Metastasis is the primary cause of cancer death, yet therapeutic strategies to inhibit metastatic invasion do not exist. The long-term goal of our research program is to define the molecular mechanisms driving metastatic invasion, with the goal of identifying novel therapeutic targets and strategies to improve cancer survival. While tumor cells are known to undergo metabolic reprogramming to support tumor growth, the metabolic drivers of metastasis are poorly understood.
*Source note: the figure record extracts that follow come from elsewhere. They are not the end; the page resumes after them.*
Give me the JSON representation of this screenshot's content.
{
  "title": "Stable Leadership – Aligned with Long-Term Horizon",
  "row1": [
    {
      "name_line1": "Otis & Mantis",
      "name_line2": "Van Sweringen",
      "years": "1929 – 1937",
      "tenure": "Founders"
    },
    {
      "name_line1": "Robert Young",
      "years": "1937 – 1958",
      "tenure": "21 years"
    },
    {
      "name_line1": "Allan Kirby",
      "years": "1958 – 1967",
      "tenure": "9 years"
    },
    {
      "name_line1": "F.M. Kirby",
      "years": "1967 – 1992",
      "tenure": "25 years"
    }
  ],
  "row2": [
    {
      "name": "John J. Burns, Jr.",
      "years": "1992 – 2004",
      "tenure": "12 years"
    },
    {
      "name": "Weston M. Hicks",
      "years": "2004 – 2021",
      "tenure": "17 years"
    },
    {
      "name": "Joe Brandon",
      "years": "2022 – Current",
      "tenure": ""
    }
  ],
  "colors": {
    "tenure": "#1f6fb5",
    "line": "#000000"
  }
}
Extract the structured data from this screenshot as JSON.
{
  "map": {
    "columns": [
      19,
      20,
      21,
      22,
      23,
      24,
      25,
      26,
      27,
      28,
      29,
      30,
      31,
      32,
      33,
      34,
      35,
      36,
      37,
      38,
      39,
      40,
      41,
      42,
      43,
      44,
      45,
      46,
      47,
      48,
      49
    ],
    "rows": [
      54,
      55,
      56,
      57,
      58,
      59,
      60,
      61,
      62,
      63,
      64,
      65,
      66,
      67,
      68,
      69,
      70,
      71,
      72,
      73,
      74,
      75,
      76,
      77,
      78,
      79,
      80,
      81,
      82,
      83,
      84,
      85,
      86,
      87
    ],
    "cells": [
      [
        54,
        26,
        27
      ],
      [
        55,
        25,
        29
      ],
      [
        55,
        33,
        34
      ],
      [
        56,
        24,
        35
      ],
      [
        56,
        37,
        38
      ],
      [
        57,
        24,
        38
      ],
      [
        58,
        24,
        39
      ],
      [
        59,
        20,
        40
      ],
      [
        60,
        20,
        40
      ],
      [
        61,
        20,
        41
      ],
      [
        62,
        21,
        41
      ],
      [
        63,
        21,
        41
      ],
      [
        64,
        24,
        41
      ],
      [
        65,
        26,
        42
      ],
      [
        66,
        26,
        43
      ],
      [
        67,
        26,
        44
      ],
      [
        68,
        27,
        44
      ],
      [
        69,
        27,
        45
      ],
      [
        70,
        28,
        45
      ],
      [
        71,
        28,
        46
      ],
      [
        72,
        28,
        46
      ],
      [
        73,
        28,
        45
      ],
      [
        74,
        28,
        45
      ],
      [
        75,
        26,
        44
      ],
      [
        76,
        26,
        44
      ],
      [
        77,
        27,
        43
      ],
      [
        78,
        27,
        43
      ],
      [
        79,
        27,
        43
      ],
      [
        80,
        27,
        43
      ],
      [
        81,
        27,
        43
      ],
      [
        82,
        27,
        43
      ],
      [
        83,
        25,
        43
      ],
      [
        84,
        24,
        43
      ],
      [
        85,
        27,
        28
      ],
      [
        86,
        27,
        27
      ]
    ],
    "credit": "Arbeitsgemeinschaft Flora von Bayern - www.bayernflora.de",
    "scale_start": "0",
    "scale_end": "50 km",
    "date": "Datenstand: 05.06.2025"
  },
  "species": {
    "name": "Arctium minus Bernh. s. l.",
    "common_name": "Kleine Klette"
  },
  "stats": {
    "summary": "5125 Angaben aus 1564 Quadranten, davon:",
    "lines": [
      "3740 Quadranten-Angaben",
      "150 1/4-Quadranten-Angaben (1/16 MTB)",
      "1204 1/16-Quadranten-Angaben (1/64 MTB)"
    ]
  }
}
This proposed research will define how stored lipids are used as a fuel source to power metastatic invasion in pancreatic cancer. We have preliminary data that pancreatic tumor cells undergo a shift towards lipid storage, and that this is required for invasion. This occurs through a suppression of the hormone sensitive lipase (HSL) by the oncogene KRAS, leading to lipid accumulation and priming tumor cells for metastasis. These stored lipid droplets are then catabolized during the process of invasion via the action of lipases. This results in increased oxidative metabolism in the most migratory cells, thereby coordinating lipid droplet breakdown and fatty acid oxidation with cell migration. These data lead to the hypothesis for this proposed research that PDAC cells undergo a metabolic shift to favor the accumulation and storage of lipid droplets, which are catabolized during invasive migration to fuel oxidative phosphorylation to power metastasis. Using a combination of cell biology, biochemistry, and in vivo models, we will test this hypothesis by defining the mechanisms of lipase suppression leading to lipid droplet storage (Aim 1), and the coordinated and localized activation of lipolysis to drive tumor cell invasion (Aim 2). Successful completion of this research will provide fundamental advances in defining the metabolic pathways regulating invasive migration, with a focus on lipid droplets, and with the goal of identifying metabolic vulnerabilities in tumor cells that will provide targets for therapy to block metastasis and improve survival.

转移是癌症死亡的主要原因，但是抑制转移性侵袭的治疗策略却不 存在。我们的研究计划的长期目标是定义驱动转移性的分子机制 入侵，目的是确定新的治疗靶标和改善癌症生存的策略。尽管 已知肿瘤细胞会经过代谢重编程以支持肿瘤生长，这是代谢驱动因素 转移知之甚少。这项拟议的研究将定义如何将脂质用作燃料 胰腺癌中动力转移性侵袭的来源。我们有胰腺肿瘤细胞的初步数据 经历向脂质储存的转变，这是入侵所必需的。这是通过抑制发生的 癌基因KRAS的激素敏感脂肪酶（HSL）的脂肪酶（HSL），导致脂质积累和启动肿瘤 转移的细胞。然后，这些储存的脂质液滴在侵袭过程中通过 脂肪酶的作用。这会导致大多数迁移细胞中氧化代谢增加，从而 与细胞迁移一起协调脂质液滴分解和脂肪酸氧化。这些数据导致 这项提出的研究假设PDAC细胞经历了代谢转移以有利于积累 和脂质液滴的储存，这些液滴在侵入性迁移中分解为燃料氧化磷酸化 为转移动力。结合细胞生物学，生物化学和体内模型，我们将测试 通过定义脂肪酶抑制的机制，导致脂质液滴储存（AIM 1），并 脂解的协调和局部激活以驱动肿瘤细胞侵袭（AIM 2）。成功完成 这项研究将在定义调节侵入性的代谢途径方面提供基本进步 迁移，专注于脂质液滴，并旨在鉴定肿瘤细胞中的代谢脆弱性 这将提供治疗的靶标，以阻止转移并改善生存率。